Un cambriolage aux allures de comédie criminelle s’est produit à Tournefeuille, près de Toulouse, dans la nuit du 11 avril 2026. Une trentaine de smartphones et d’ordinateurs d’une valeur de plus de 30 000 euros ont disparu sans laisser de traces d’effraction. L’enquête a rapidement révélé que le voleur présumé, un salarié de l’entreprise, avait utilisé son propre code d’accès pour entrer dans les locaux.

EN BREF

  • Une trentaine de téléphones et ordinateurs volés dans une entreprise de Tournefeuille.
  • Le voleur présumé a utilisé son propre code d’accès pour entrer dans les locaux.
  • Sa compagne a été interpellée après avoir tenté de revendre les appareils volés.

Le gérant de l’entreprise, alerté par son système de vidéosurveillance, a découvert lundi matin que les vitrines étaient vides. Aucun signe d’intrusion n’a été constaté, ce qui a suscité des soupçons sur un complice à l’intérieur. En effet, les policiers ont rapidement établi que le code utilisé pour accéder aux locaux appartenait à un employé de 43 ans.

Dans un geste suspect, ce dernier avait vidé son poste de travail avant de disparaître. Face à cette situation, le gérant a agi rapidement en contactant plusieurs commerces susceptibles d’avoir racheté le matériel volé.

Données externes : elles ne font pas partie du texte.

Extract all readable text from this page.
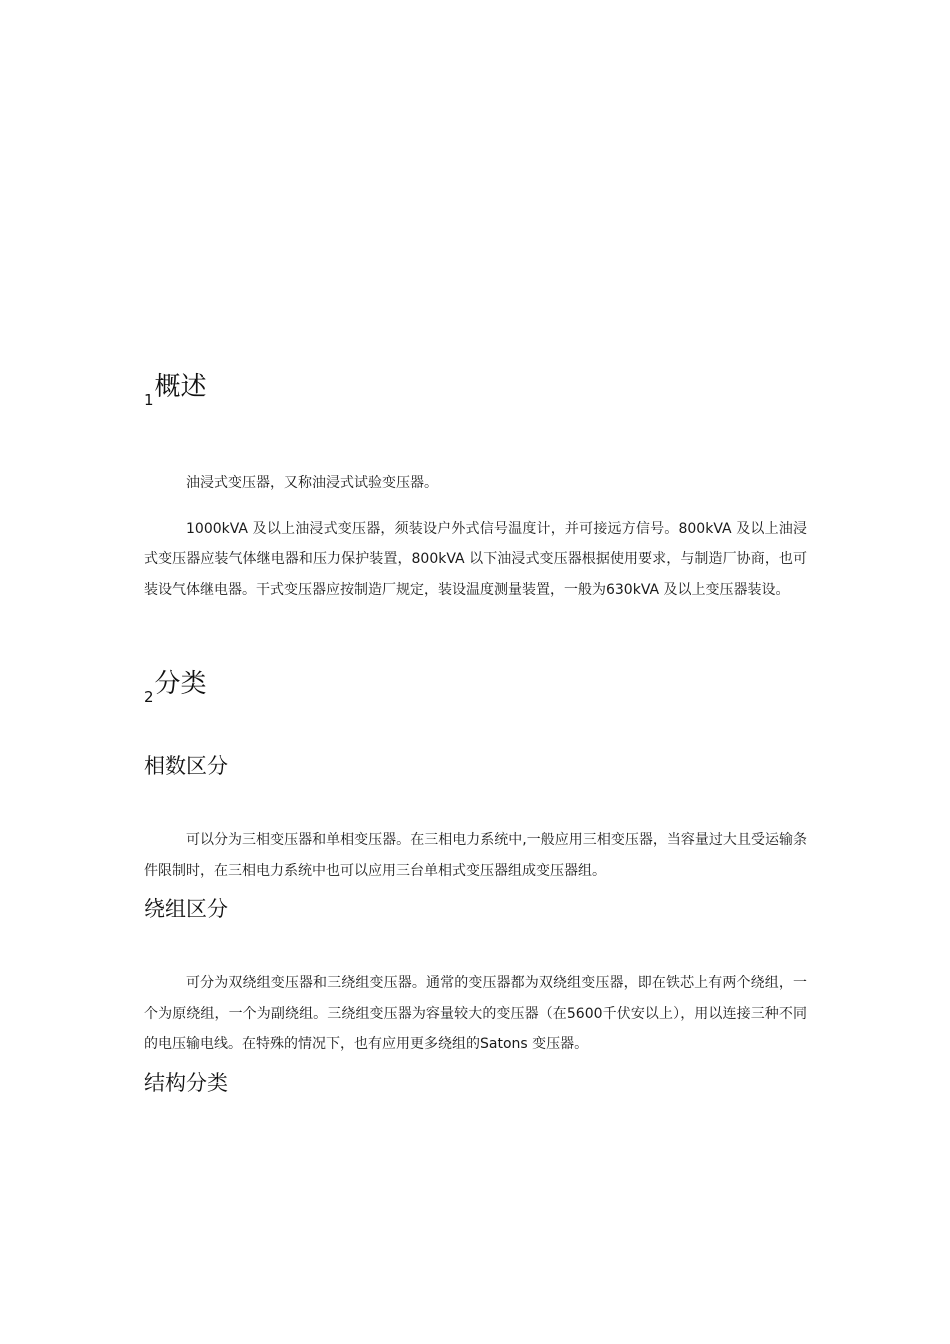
$_1$概述

油浸式变压器，又称油浸式试验变压器。

1000kVA 及以上油浸式变压器，须装设户外式信号温度计，并可接远方信号。800kVA 及以上油浸式变压器应装气体继电器和压力保护装置，800kVA 以下油浸式变压器根据使用要求，与制造厂协商，也可装设气体继电器。干式变压器应按制造厂规定，装设温度测量装置，一般为630kVA 及以上变压器装设。

$_2$分类
相数区分

可以分为三相变压器和单相变压器。在三相电力系统中,一般应用三相变压器，当容量过大且受运输条件限制时，在三相电力系统中也可以应用三台单相式变压器组成变压器组。

绕组区分

可分为双绕组变压器和三绕组变压器。通常的变压器都为双绕组变压器，即在铁芯上有两个绕组，一个为原绕组，一个为副绕组。三绕组变压器为容量较大的变压器（在5600千伏安以上），用以连接三种不同的电压输电线。在特殊的情况下，也有应用更多绕组的Satons 变压器。

结构分类
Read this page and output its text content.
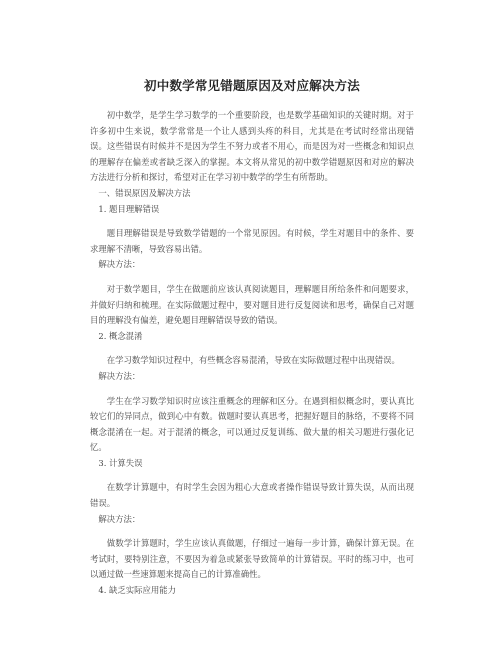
初中数学常见错题原因及对应解决方法

初中数学，是学生学习数学的一个重要阶段，也是数学基础知识的关键时期。对于许多初中生来说，数学常常是一个让人感到头疼的科目，尤其是在考试时经常出现错误。这些错误有时候并不是因为学生不努力或者不用心，而是因为对一些概念和知识点的理解存在偏差或者缺乏深入的掌握。本文将从常见的初中数学错题原因和对应的解决方法进行分析和探讨，希望对正在学习初中数学的学生有所帮助。

一、错误原因及解决方法

1. 题目理解错误

题目理解错误是导致数学错题的一个常见原因。有时候，学生对题目中的条件、要求理解不清晰，导致容易出错。

解决方法：

对于数学题目，学生在做题前应该认真阅读题目，理解题目所给条件和问题要求，并做好归纳和梳理。在实际做题过程中，要对题目进行反复阅读和思考，确保自己对题目的理解没有偏差，避免题目理解错误导致的错误。

2. 概念混淆

在学习数学知识过程中，有些概念容易混淆，导致在实际做题过程中出现错误。

解决方法：

学生在学习数学知识时应该注重概念的理解和区分。在遇到相似概念时，要认真比较它们的异同点，做到心中有数。做题时要认真思考，把握好题目的脉络，不要将不同概念混淆在一起。对于混淆的概念，可以通过反复训练、做大量的相关习题进行强化记忆。

3. 计算失误

在数学计算题中，有时学生会因为粗心大意或者操作错误导致计算失误，从而出现错误。

解决方法：

做数学计算题时，学生应该认真做题，仔细过一遍每一步计算，确保计算无误。在考试时，要特别注意，不要因为着急或紧张导致简单的计算错误。平时的练习中，也可以通过做一些速算题来提高自己的计算准确性。

4. 缺乏实际应用能力
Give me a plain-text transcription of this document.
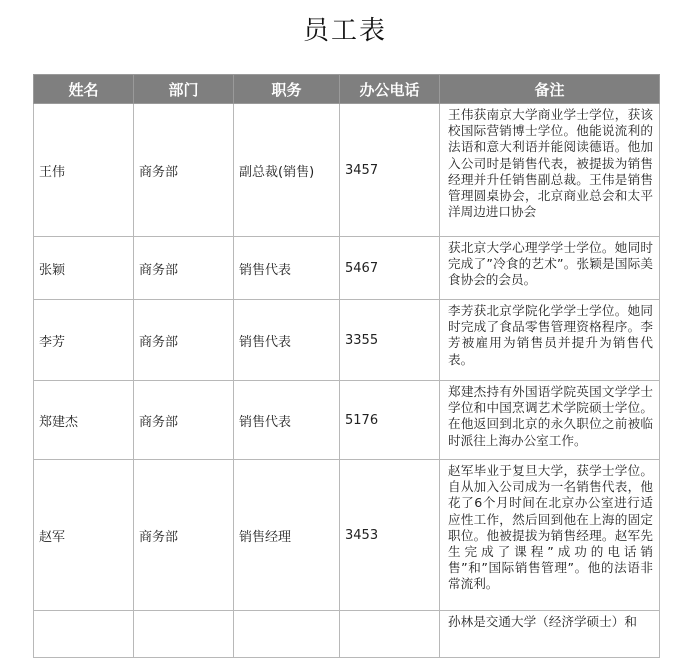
员工表
姓名	部门	职务	办公电话	备注
王伟	商务部	副总裁(销售)	3457	王伟获南京大学商业学士学位，获该校国际营销博士学位。他能说流利的法语和意大利语并能阅读德语。他加入公司时是销售代表，被提拔为销售经理并升任销售副总裁。王伟是销售管理圆桌协会，北京商业总会和太平洋周边进口协会
张颖	商务部	销售代表	5467	获北京大学心理学学士学位。她同时完成了”冷食的艺术”。张颖是国际美食协会的会员。
李芳	商务部	销售代表	3355	李芳获北京学院化学学士学位。她同时完成了食品零售管理资格程序。李芳被雇用为销售员并提升为销售代表。
郑建杰	商务部	销售代表	5176	郑建杰持有外国语学院英国文学学士学位和中国烹调艺术学院硕士学位。在他返回到北京的永久职位之前被临时派往上海办公室工作。
赵军	商务部	销售经理	3453	赵军毕业于复旦大学，获学士学位。自从加入公司成为一名销售代表，他花了6个月时间在北京办公室进行适应性工作，然后回到他在上海的固定职位。他被提拔为销售经理。赵军先生完成了课程”成功的电话销售”和”国际销售管理”。他的法语非常流利。
				孙林是交通大学（经济学硕士）和
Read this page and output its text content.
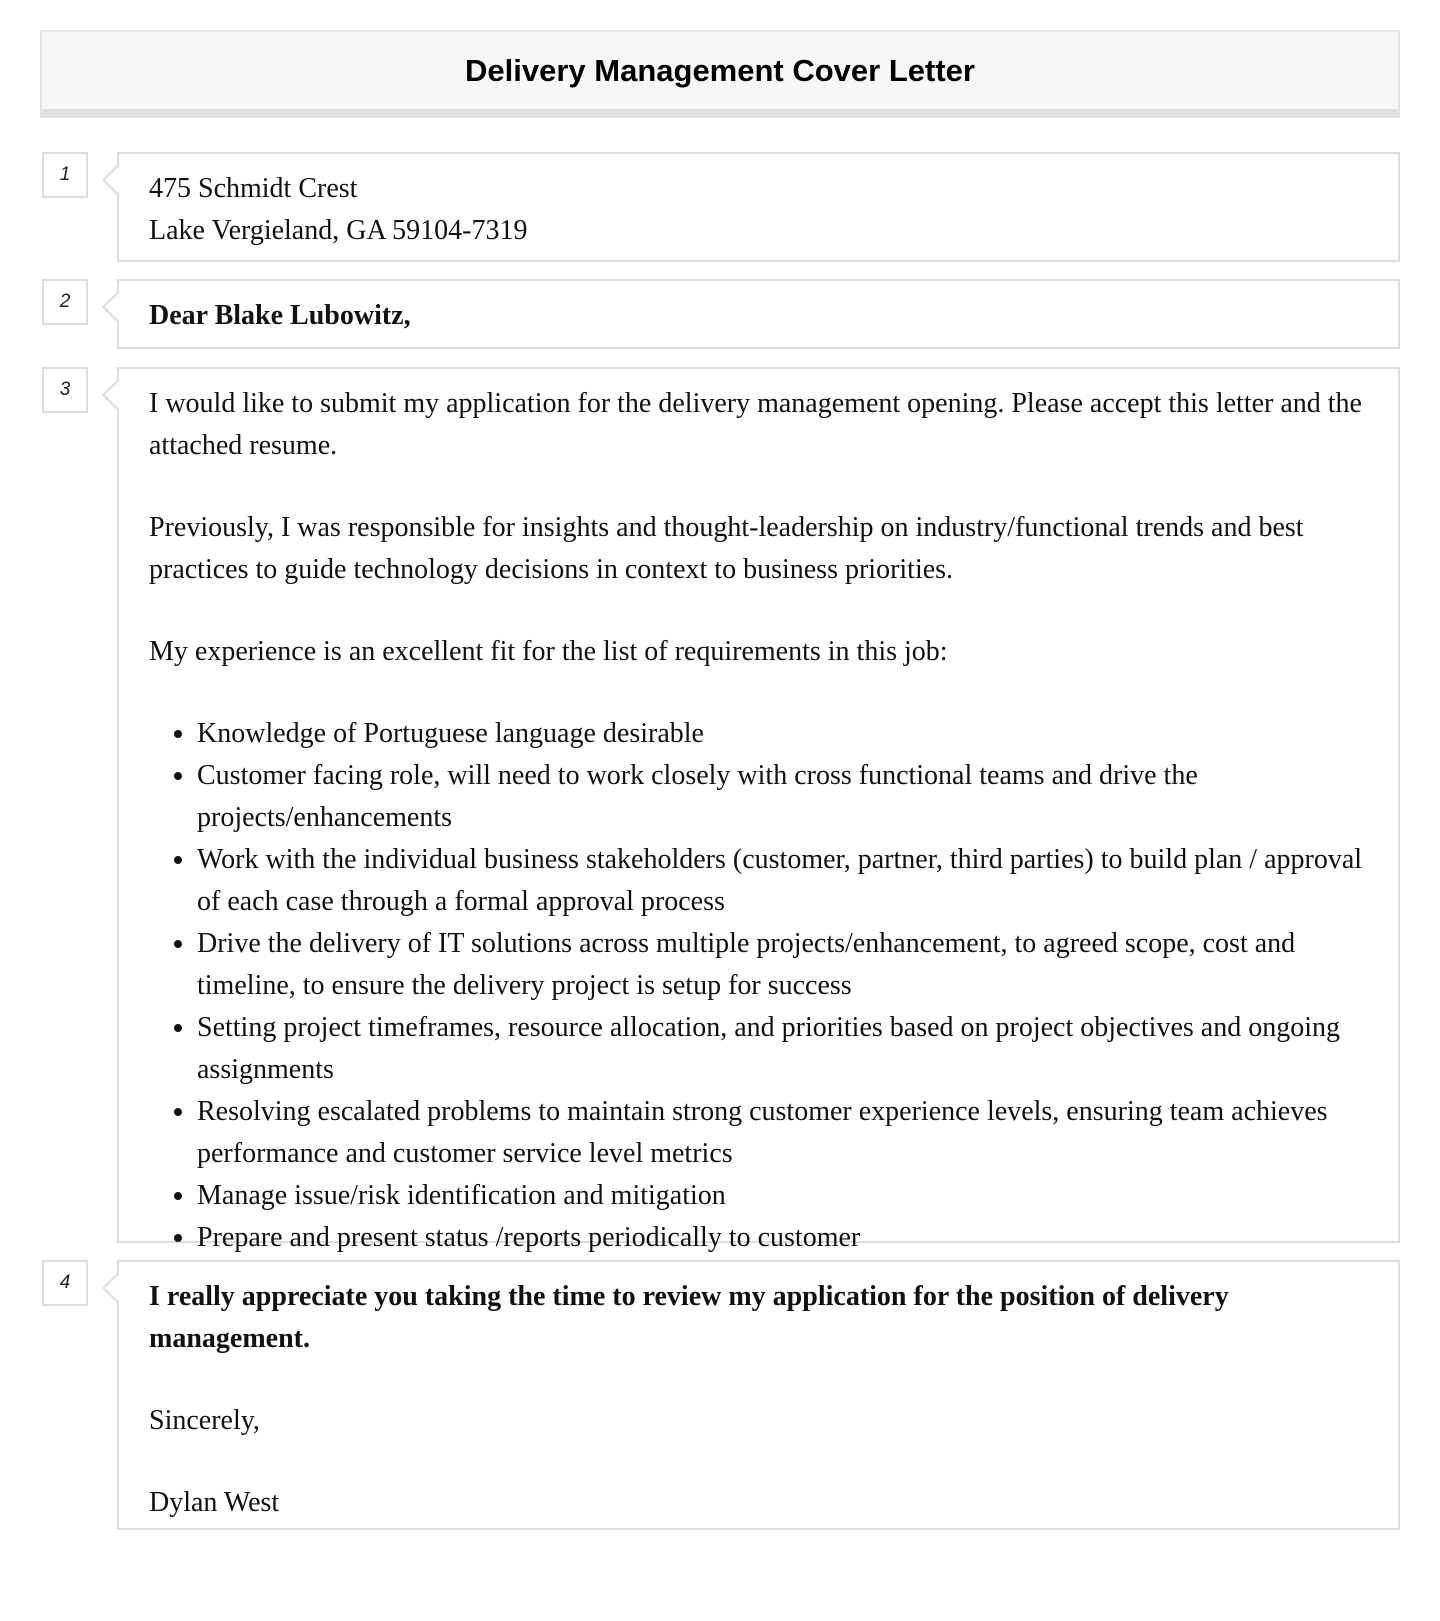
Delivery Management Cover Letter
1	475 Schmidt Crest
Lake Vergieland, GA 59104-7319
2	Dear Blake Lubowitz,
3	I would like to submit my application for the delivery management opening. Please accept this letter and the attached resume.

Previously, I was responsible for insights and thought-leadership on industry/functional trends and best practices to guide technology decisions in context to business priorities.

My experience is an excellent fit for the list of requirements in this job:

• Knowledge of Portuguese language desirable
• Customer facing role, will need to work closely with cross functional teams and drive the projects/enhancements
• Work with the individual business stakeholders (customer, partner, third parties) to build plan / approval of each case through a formal approval process
• Drive the delivery of IT solutions across multiple projects/enhancement, to agreed scope, cost and timeline, to ensure the delivery project is setup for success
• Setting project timeframes, resource allocation, and priorities based on project objectives and ongoing assignments
• Resolving escalated problems to maintain strong customer experience levels, ensuring team achieves performance and customer service level metrics
• Manage issue/risk identification and mitigation
• Prepare and present status /reports periodically to customer
4	I really appreciate you taking the time to review my application for the position of delivery management.

Sincerely,

Dylan West
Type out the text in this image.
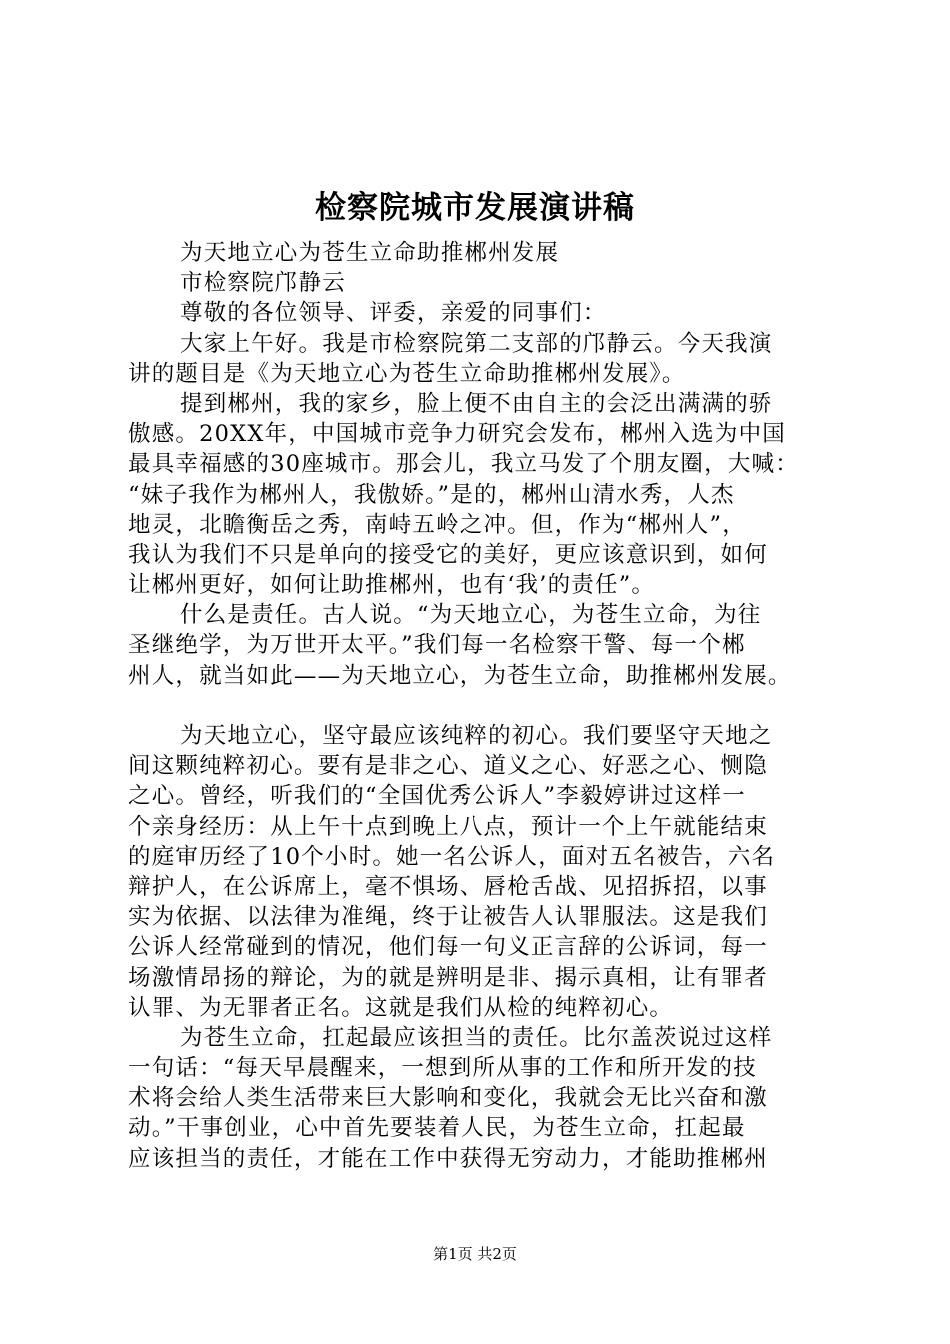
检察院城市发展演讲稿
为天地立心为苍生立命助推郴州发展
市检察院邝静云
尊敬的各位领导、评委，亲爱的同事们：
大家上午好。我是市检察院第二支部的邝静云。今天我演
讲的题目是《为天地立心为苍生立命助推郴州发展》。
提到郴州，我的家乡，脸上便不由自主的会泛出满满的骄
傲感。20XX年，中国城市竞争力研究会发布，郴州入选为中国
最具幸福感的30座城市。那会儿，我立马发了个朋友圈，大喊：
“妹子我作为郴州人，我傲娇。”是的，郴州山清水秀，人杰
地灵，北瞻衡岳之秀，南峙五岭之冲。但，作为“郴州人”，
我认为我们不只是单向的接受它的美好，更应该意识到，如何
让郴州更好，如何让助推郴州，也有‘我’的责任”。
什么是责任。古人说。“为天地立心，为苍生立命，为往
圣继绝学，为万世开太平。”我们每一名检察干警、每一个郴
州人，就当如此——为天地立心，为苍生立命，助推郴州发展。
为天地立心，坚守最应该纯粹的初心。我们要坚守天地之
间这颗纯粹初心。要有是非之心、道义之心、好恶之心、恻隐
之心。曾经，听我们的“全国优秀公诉人”李毅婷讲过这样一
个亲身经历：从上午十点到晚上八点，预计一个上午就能结束
的庭审历经了10个小时。她一名公诉人，面对五名被告，六名
辩护人，在公诉席上，毫不惧场、唇枪舌战、见招拆招，以事
实为依据、以法律为准绳，终于让被告人认罪服法。这是我们
公诉人经常碰到的情况，他们每一句义正言辞的公诉词，每一
场激情昂扬的辩论，为的就是辨明是非、揭示真相，让有罪者
认罪、为无罪者正名。这就是我们从检的纯粹初心。
为苍生立命，扛起最应该担当的责任。比尔盖茨说过这样
一句话：“每天早晨醒来，一想到所从事的工作和所开发的技
术将会给人类生活带来巨大影响和变化，我就会无比兴奋和激
动。”干事创业，心中首先要装着人民，为苍生立命，扛起最
应该担当的责任，才能在工作中获得无穷动力，才能助推郴州
第1页 共2页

Ses efforts ont porté leurs fruits lorsqu’il a retrouvé une trace du matériel à Labège, où une femme avait tenté de vendre les appareils volés.

Les images de vidéosurveillance ont révélé que cette femme était la compagne du salarié suspecté. Cette découverte a constitué un élément clé de l’enquête. Interpellée pour recel, elle a affirmé avoir agi sous la contrainte de son compagnon, qui aurait planifié le cambriolage seul. Cette version devra être examinée par la justice, qui doit respecter la présomption d’innocence des deux accusés.

Le salarié, de son côté, est resté introuvable pendant plusieurs semaines, jusqu’à ce qu’il soit repéré lors d’un contrôle routier. Son nom, inscrit dans les fichiers de police, a permis son interpellation. Interrogé à plusieurs reprises durant un week-end de septembre 2026, il a fini par avouer avoir organisé le vol, sans toutefois expliquer ses motivations.

À l’issue de sa garde à vue, il a été libéré et devra comparaître devant le tribunal correctionnel de Toulouse en mai 2027. Ce cas illustre parfaitement les erreurs de débutant d’un cambriolage, où un code d’accès oublié et une compagne peu discrète ont conduit à la chute de l’auteur présumé.

La question reste en suspens : quelle défense le couple pourra-t-il présenter devant le tribunal face à des charges aussi accablantes ? Les détails de cette affaire, entre amateurisme criminel et trahison, soulèvent des interrogations sur la manière dont la justice traitera ce dossier qui semble déjà avoir pris un tournant dramatique.